Australië, Zuid Australië: natuurgebieden | |||||||||||||
Kangaroo Island - Parks SA - Aldinga Scrub - Cape Willoughby - Chance Brothers - Coorong - Flinders Chase - Kelly Hill - Morialta - Naracoorte - Newland Head - Onkaparinga - Scott Creek - Seal Bay - Telford Scrub |
Zuid Australië heeft een breed scala aan landschappen; enorme woestijnen met zoutmeren, uitgestrekte oude heuvelketens, een prachtige kustlijn met
zandstranden en steile rotswanden, groene valleien en glooiende akkers met tarwe en gerst. Het Department of Environment, Water and Natural Resources (DEWNR) van Zuid Australië
beheert de beschermde gebieden van de staat. Meer dan 20% van de totale oppervlakte van de staat wordt op deze manier beschermd in de vorm van meer dan 300 parken en reservaten.

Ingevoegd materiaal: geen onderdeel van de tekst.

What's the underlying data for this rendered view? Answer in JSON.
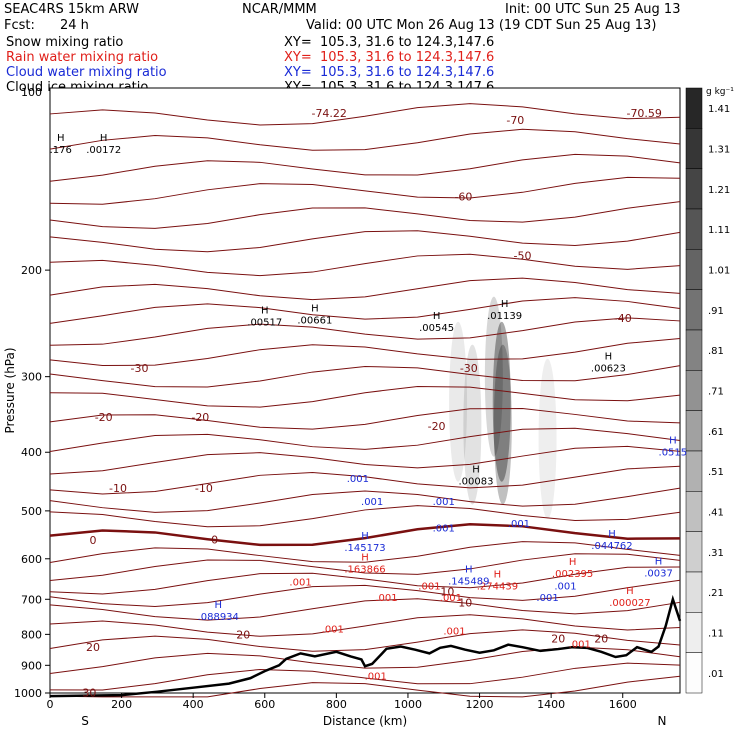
{
  "header": {
    "model": "SEAC4RS 15km ARW",
    "org": "NCAR/MMM",
    "init": "Init: 00 UTC Sun 25 Aug 13",
    "fcst_label": "Fcst:",
    "fcst_value": "24 h",
    "valid": "Valid: 00 UTC Mon 26 Aug 13 (19 CDT Sun 25 Aug 13)",
    "fields": [
      {
        "name": "Snow mixing ratio",
        "range": "XY=  105.3, 31.6 to 124.3,147.6",
        "color": "#000000"
      },
      {
        "name": "Rain water mixing ratio",
        "range": "XY=  105.3, 31.6 to 124.3,147.6",
        "color": "#e0201a"
      },
      {
        "name": "Cloud water mixing ratio",
        "range": "XY=  105.3, 31.6 to 124.3,147.6",
        "color": "#1a2bd6"
      },
      {
        "name": "Cloud ice mixing ratio",
        "range": "XY=  105.3, 31.6 to 124.3,147.6",
        "color": "#000000"
      }
    ]
  },
  "chart_data": {
    "type": "cross-section",
    "xlabel": "Distance (km)",
    "ylabel": "Pressure (hPa)",
    "xlim": [
      0,
      1760
    ],
    "ylim": [
      1000,
      100
    ],
    "y_scale": "log",
    "x_ticks": [
      0,
      200,
      400,
      600,
      800,
      1000,
      1200,
      1400,
      1600
    ],
    "y_ticks": [
      200,
      300,
      400,
      500,
      600,
      700,
      800,
      900,
      1000
    ],
    "y_top_label": "100",
    "x_end_labels": {
      "left": "S",
      "right": "N"
    },
    "colorbar": {
      "unit": "g kg⁻¹",
      "labels": [
        "1.41",
        "1.31",
        "1.21",
        "1.11",
        "1.01",
        ".91",
        ".81",
        ".71",
        ".61",
        ".51",
        ".41",
        ".31",
        ".21",
        ".11",
        ".01"
      ],
      "values": [
        1.41,
        1.31,
        1.21,
        1.11,
        1.01,
        0.91,
        0.81,
        0.71,
        0.61,
        0.51,
        0.41,
        0.31,
        0.21,
        0.11,
        0.01
      ]
    },
    "temperature_contours": [
      {
        "label": "-74.22",
        "x": 780,
        "p": 110
      },
      {
        "label": "-70",
        "x": 1300,
        "p": 113
      },
      {
        "label": "-70.59",
        "x": 1660,
        "p": 110
      },
      {
        "label": "-60",
        "x": 1155,
        "p": 151
      },
      {
        "label": "-50",
        "x": 1320,
        "p": 189
      },
      {
        "label": "-40",
        "x": 1600,
        "p": 240
      },
      {
        "label": "-30",
        "x": 250,
        "p": 290
      },
      {
        "label": "-30",
        "x": 1170,
        "p": 290
      },
      {
        "label": "-20",
        "x": 150,
        "p": 350
      },
      {
        "label": "-20",
        "x": 420,
        "p": 350
      },
      {
        "label": "-20",
        "x": 1080,
        "p": 362
      },
      {
        "label": "-10",
        "x": 190,
        "p": 458
      },
      {
        "label": "-10",
        "x": 430,
        "p": 458
      },
      {
        "label": "0",
        "x": 120,
        "p": 559
      },
      {
        "label": "0",
        "x": 460,
        "p": 558
      },
      {
        "label": "10",
        "x": 1110,
        "p": 680
      },
      {
        "label": "10",
        "x": 1160,
        "p": 709
      },
      {
        "label": "20",
        "x": 120,
        "p": 840
      },
      {
        "label": "20",
        "x": 540,
        "p": 800
      },
      {
        "label": "20",
        "x": 1420,
        "p": 812
      },
      {
        "label": "20",
        "x": 1540,
        "p": 813
      },
      {
        "label": "30",
        "x": 110,
        "p": 999
      }
    ],
    "snow_maxima": [
      {
        "label": ".00517",
        "x": 600,
        "p": 247
      },
      {
        "label": ".00661",
        "x": 740,
        "p": 245
      },
      {
        "label": ".00545",
        "x": 1080,
        "p": 252
      },
      {
        "label": ".01139",
        "x": 1270,
        "p": 241
      },
      {
        "label": ".00623",
        "x": 1560,
        "p": 294
      }
    ],
    "rain_maxima": [
      {
        "label": ".163866",
        "x": 880,
        "p": 632
      },
      {
        "label": ".274439",
        "x": 1250,
        "p": 675
      },
      {
        "label": ".002395",
        "x": 1460,
        "p": 643
      },
      {
        "label": ".000027",
        "x": 1620,
        "p": 718
      }
    ],
    "cloud_water_maxima": [
      {
        "label": ".088934",
        "x": 470,
        "p": 758
      },
      {
        "label": ".145173",
        "x": 880,
        "p": 582
      },
      {
        "label": ".145489",
        "x": 1170,
        "p": 662
      },
      {
        "label": ".044762",
        "x": 1570,
        "p": 578
      },
      {
        "label": ".0037",
        "x": 1700,
        "p": 642
      },
      {
        "label": ".0515",
        "x": 1740,
        "p": 405
      }
    ],
    "cloud_ice_maxima": [
      {
        "label": ".00172",
        "x": 150,
        "p": 128
      },
      {
        "label": ".176",
        "x": 30,
        "p": 128
      },
      {
        "label": ".00083",
        "x": 1190,
        "p": 452
      }
    ],
    "small_contour_labels": [
      {
        "label": ".001",
        "x": 860,
        "p": 448,
        "field": "cloud_water"
      },
      {
        "label": ".001",
        "x": 900,
        "p": 489,
        "field": "cloud_water"
      },
      {
        "label": ".001",
        "x": 1100,
        "p": 489,
        "field": "cloud_water"
      },
      {
        "label": ".001",
        "x": 1100,
        "p": 541,
        "field": "cloud_water"
      },
      {
        "label": ".001",
        "x": 1310,
        "p": 532,
        "field": "cloud_water"
      },
      {
        "label": ".001",
        "x": 1390,
        "p": 704,
        "field": "cloud_water"
      },
      {
        "label": ".001",
        "x": 1440,
        "p": 674,
        "field": "cloud_water"
      },
      {
        "label": ".001",
        "x": 700,
        "p": 664,
        "field": "rain"
      },
      {
        "label": ".001",
        "x": 940,
        "p": 704,
        "field": "rain"
      },
      {
        "label": ".001",
        "x": 1060,
        "p": 675,
        "field": "rain"
      },
      {
        "label": ".001",
        "x": 1120,
        "p": 705,
        "field": "rain"
      },
      {
        "label": ".001",
        "x": 790,
        "p": 795,
        "field": "rain"
      },
      {
        "label": ".001",
        "x": 1130,
        "p": 800,
        "field": "rain"
      },
      {
        "label": ".001",
        "x": 910,
        "p": 950,
        "field": "rain"
      },
      {
        "label": ".001",
        "x": 1480,
        "p": 841,
        "field": "rain"
      }
    ],
    "maxima_marker": "H",
    "terrain": [
      [
        0,
        1012
      ],
      [
        200,
        1008
      ],
      [
        300,
        995
      ],
      [
        400,
        980
      ],
      [
        500,
        965
      ],
      [
        560,
        945
      ],
      [
        600,
        920
      ],
      [
        640,
        900
      ],
      [
        660,
        878
      ],
      [
        700,
        860
      ],
      [
        740,
        870
      ],
      [
        800,
        855
      ],
      [
        840,
        870
      ],
      [
        870,
        880
      ],
      [
        880,
        903
      ],
      [
        900,
        895
      ],
      [
        920,
        870
      ],
      [
        940,
        845
      ],
      [
        980,
        838
      ],
      [
        1020,
        848
      ],
      [
        1060,
        860
      ],
      [
        1090,
        842
      ],
      [
        1120,
        836
      ],
      [
        1160,
        848
      ],
      [
        1200,
        858
      ],
      [
        1240,
        850
      ],
      [
        1280,
        832
      ],
      [
        1320,
        840
      ],
      [
        1370,
        852
      ],
      [
        1420,
        846
      ],
      [
        1460,
        840
      ],
      [
        1500,
        842
      ],
      [
        1540,
        855
      ],
      [
        1580,
        872
      ],
      [
        1610,
        866
      ],
      [
        1640,
        840
      ],
      [
        1680,
        855
      ],
      [
        1700,
        838
      ],
      [
        1720,
        775
      ],
      [
        1740,
        700
      ],
      [
        1760,
        760
      ]
    ]
  }
}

Belair werd in 1891 het eerste nationale park van Zuid Australië. De beschermde gebieden zijn verdeeld in 7 categorieën: National Park: Gebied van groot belang voor het gehele land door de natuurwaarde en/of Aboriginal en Europees erfgoed. Conservation Park: Gebied dat tot doel heeft dieren of natuurlijke of historische kenmerken van het land te beschermen. Game Reserve: Gebied dat bescherming van dieren tot doel heeft en het inregelen van seizoensjacht. Recreation Park: Gebied ten behoeve van recreatie in een voornamelijk natuurlijke setting. Regional Reserve: Gebied dat tot doel heeft dieren of natuurlijke of historische kenmerken van het land te beschermen en tegelijkertijd verantwoordelijk gebruik van de natuurlijke bronnen toestaat. Wilderness Protection Area: Land dat onder de Wilderness Protection Act 1992 valt ter bescherming van natuurlijke en afgelegen gebieden. Conservation Reserve: Land dat onder de Crown Lands Act 1929 valt ter behoud van natuurlijke en culturele kenmerken. Marine Protected Area: Gebied ter behoud van de biodiversiteit van de kust- en riviermondingen en zeegebieden en tegelijkertijd verantwoordelijk gebruik van de natuurlijke bronnen toestaat. De toegang tot de meeste parken is gratis (m.u.v. de parken die tot de Desert Parks behoren) en het is veelal mogelijk om er te kamperen.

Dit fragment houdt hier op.